Indicazioni precise arrivano anche ai gestori degli invasi idroelettrici, invitati a preservare quanto più possibile le riserve idriche compatibilmente con la produzione di energia, così da poter garantire eventuali rilasci d’acqua durante i mesi estivi qualora la siccità dovesse protrarsi.
Ai gestori del Servizio idrico integrato e agli Enti d’Ambito viene invece chiesto di promuovere una gestione responsabile dell’acqua potabile, rinviando, ove possibile, gli interventi di manutenzione che comportino dispersioni e valutando, insieme ai Comuni, eventuali limitazioni per gli usi non essenziali.
Le possibili restrizioni potrebbero riguardare l’irrigazione di orti, giardini e prati, il lavaggio di cortili e veicoli privati, il riempimento di piscine e fontane ornamentali, oltre a tutti gli impieghi diversi dall’uso domestico alimentare e dall’igiene personale.
Anche ANCI Veneto è chiamata a coinvolgere le amministrazioni comunali, promuovendo campagne di sensibilizzazione e valutando la sospensione temporanea dei prelievi da falda destinati agli usi non prioritari, come le fontane ornamentali a getto continuo.

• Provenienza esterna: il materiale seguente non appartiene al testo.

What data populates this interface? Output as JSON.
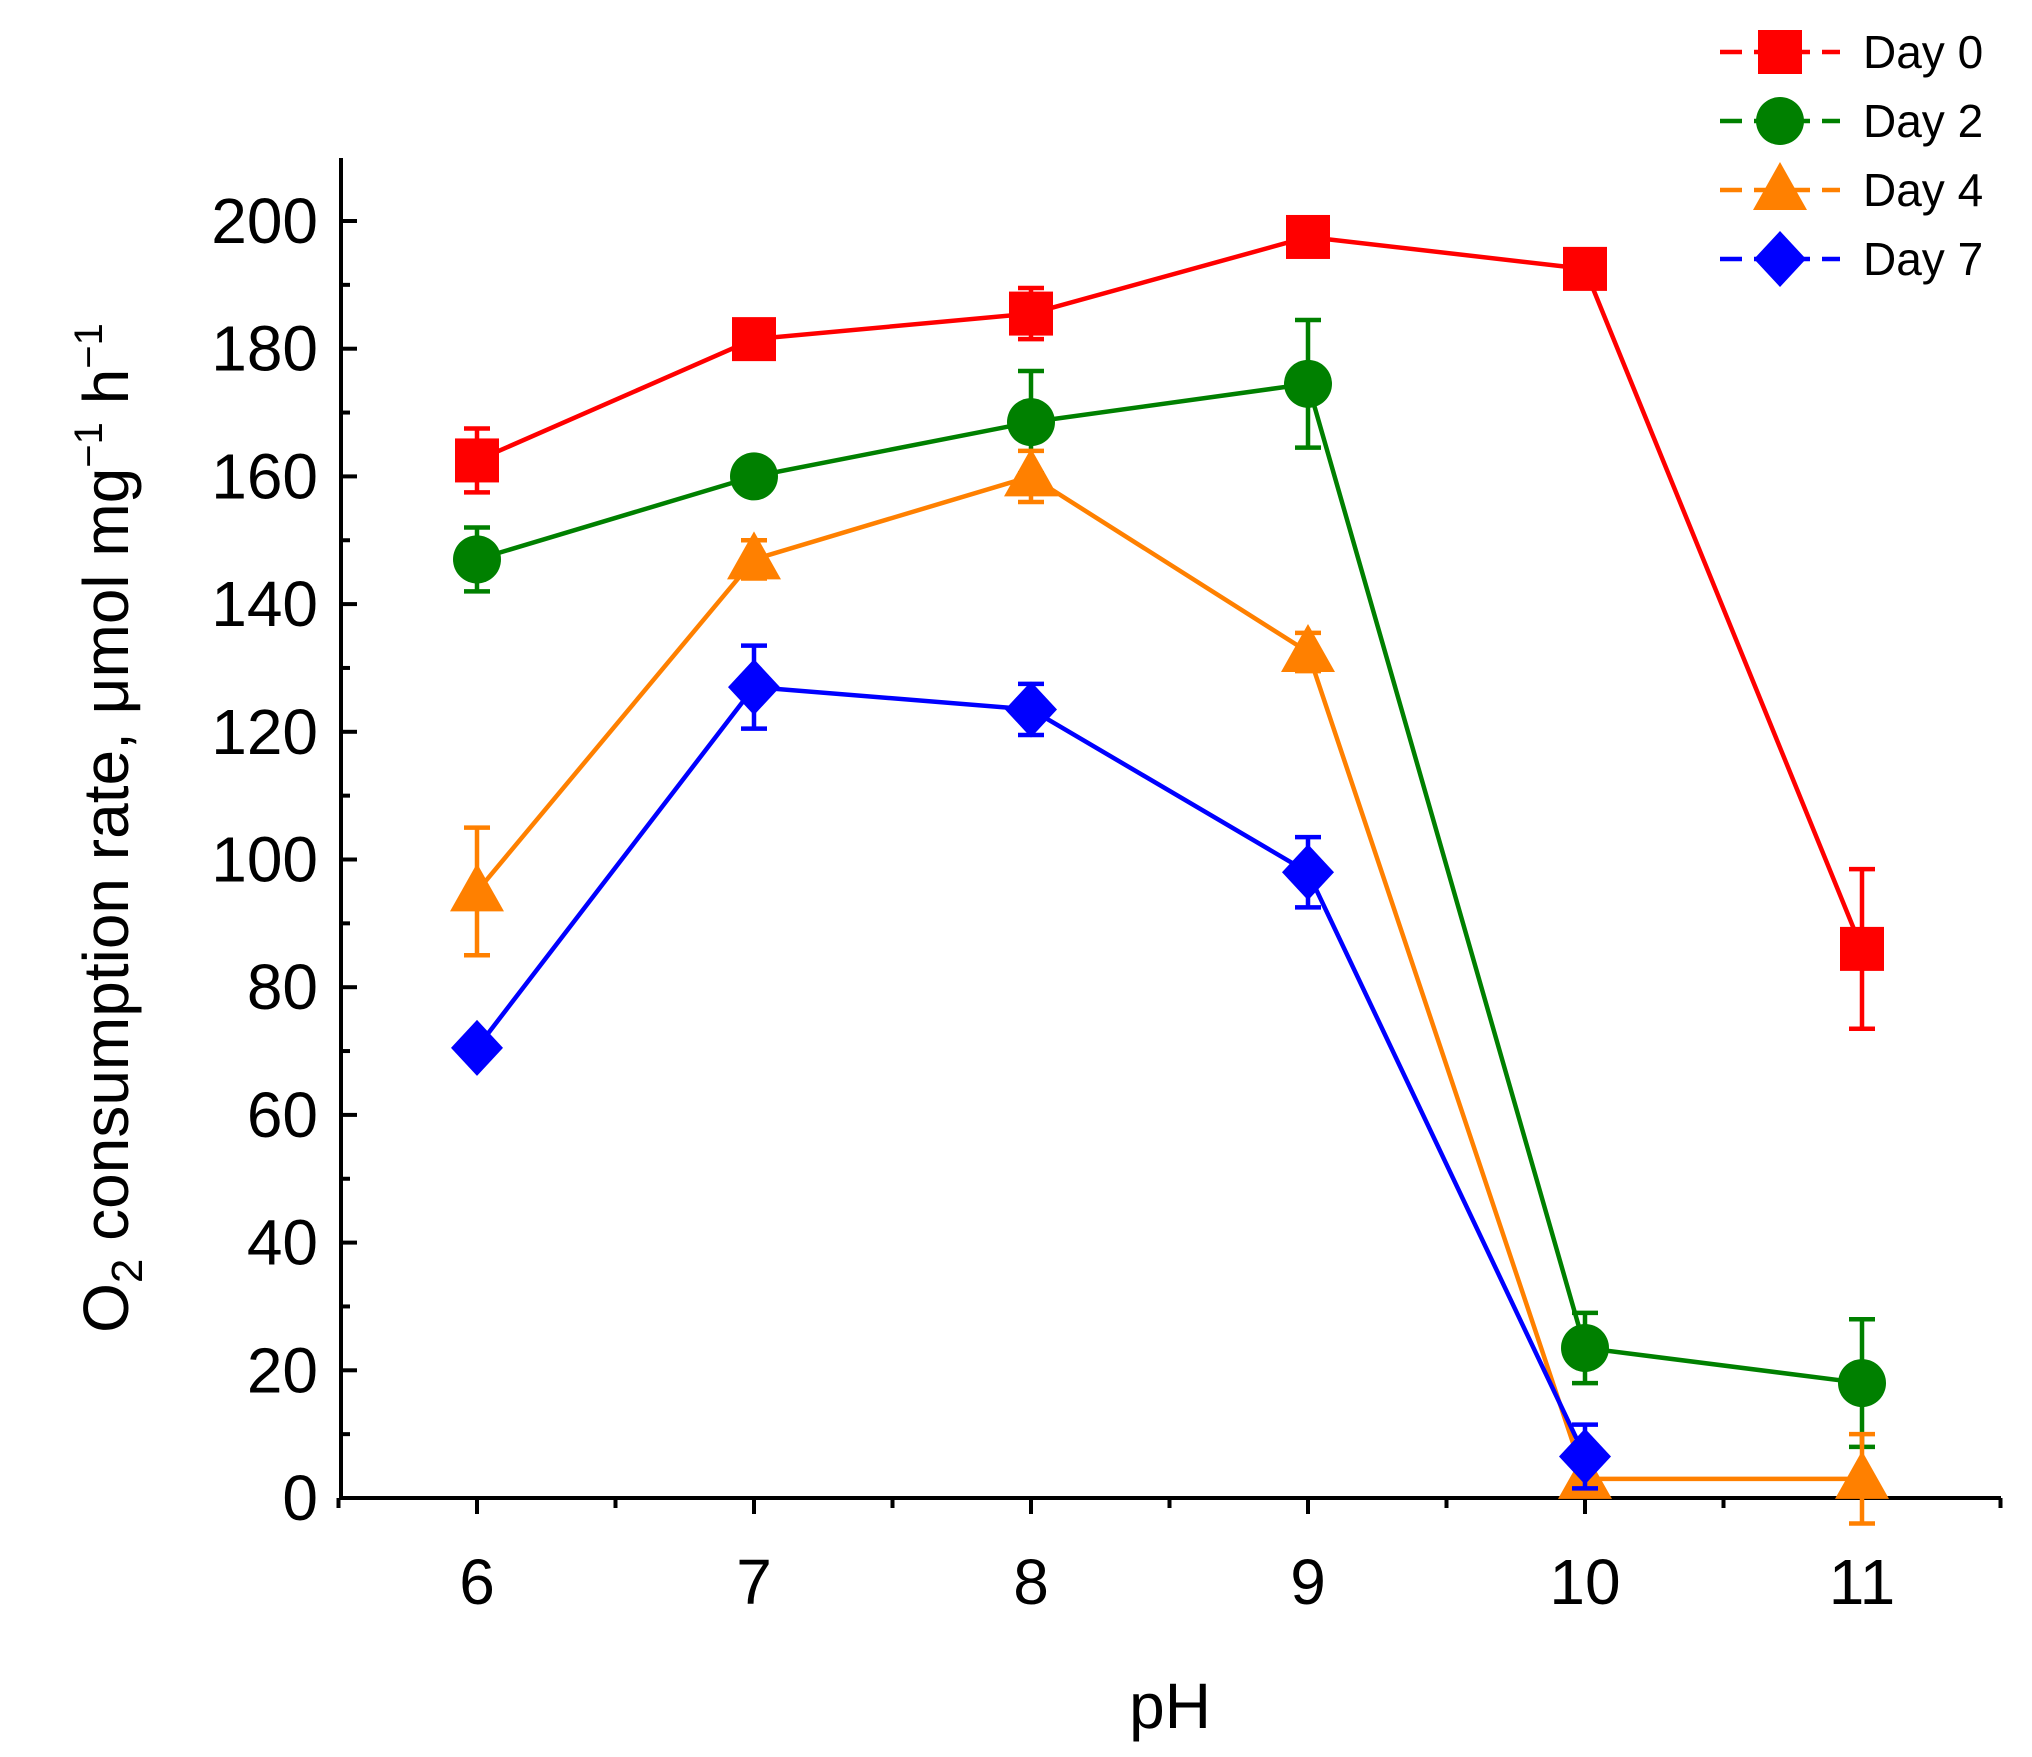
{
  "chart_data": {
    "type": "line",
    "xlabel": "pH",
    "ylabel": {
      "o": "O",
      "sub": "2",
      "main": " consumption rate, μmol mg",
      "sup1": "−1",
      "h": " h",
      "sup2": "−1"
    },
    "xlim": [
      5.5,
      11.5
    ],
    "ylim": [
      0,
      210
    ],
    "x_ticks": [
      "6",
      "7",
      "8",
      "9",
      "10",
      "11"
    ],
    "y_ticks": [
      "0",
      "20",
      "40",
      "60",
      "80",
      "100",
      "120",
      "140",
      "160",
      "180",
      "200"
    ],
    "x_tick_values": [
      6,
      7,
      8,
      9,
      10,
      11
    ],
    "y_tick_values": [
      0,
      20,
      40,
      60,
      80,
      100,
      120,
      140,
      160,
      180,
      200
    ],
    "legend_position": "top-right",
    "x": [
      6,
      7,
      8,
      9,
      10,
      11
    ],
    "series": [
      {
        "name": "Day 0",
        "color": "#ff0000",
        "marker": "square",
        "values": [
          162.5,
          181.5,
          185.5,
          197.5,
          192.5,
          86
        ],
        "errors": [
          5,
          3,
          4,
          0,
          0,
          12.5
        ]
      },
      {
        "name": "Day 2",
        "color": "#008000",
        "marker": "circle",
        "values": [
          147,
          160,
          168.5,
          174.5,
          23.5,
          18
        ],
        "errors": [
          5,
          0,
          8,
          10,
          5.5,
          10
        ]
      },
      {
        "name": "Day 4",
        "color": "#ff8000",
        "marker": "triangle",
        "values": [
          95,
          147,
          160,
          132.5,
          3,
          3
        ],
        "errors": [
          10,
          3,
          4,
          3,
          0,
          7
        ]
      },
      {
        "name": "Day 7",
        "color": "#0000ff",
        "marker": "diamond",
        "values": [
          70.5,
          127,
          123.5,
          98,
          6.5,
          null
        ],
        "errors": [
          0,
          6.5,
          4,
          5.5,
          5,
          0
        ]
      }
    ]
  }
}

L’ordinanza prevede inoltre l’istituzione di un tavolo tecnico regionale per aggiornare il censimento dei pozzi domestici e verificarne l’utilizzo, coinvolgendo Province, gestori del servizio idrico, Enti d’Ambito e le strutture regionali competenti.
Infine, la Regione chiederà all’Autorità di Bacino Distrettuale del fiume Po la convocazione urgente dell’Osservatorio Permanente sugli utilizzi idrici, con l’obiettivo di rivalutare il livello di severità della crisi e individuare eventuali ulteriori misure per contenere l’emergenza.
La dichiarazione dello Stato di Emergenza Regionale rappresenta il primo passo di una strategia che punta a preservare le risorse idriche in vista dei mesi estivi, tradizionalmente i più critici per consumi agricoli e civili, in attesa di precipitazioni significative che possano attenuare una delle peggiori crisi idriche degli ultimi anni.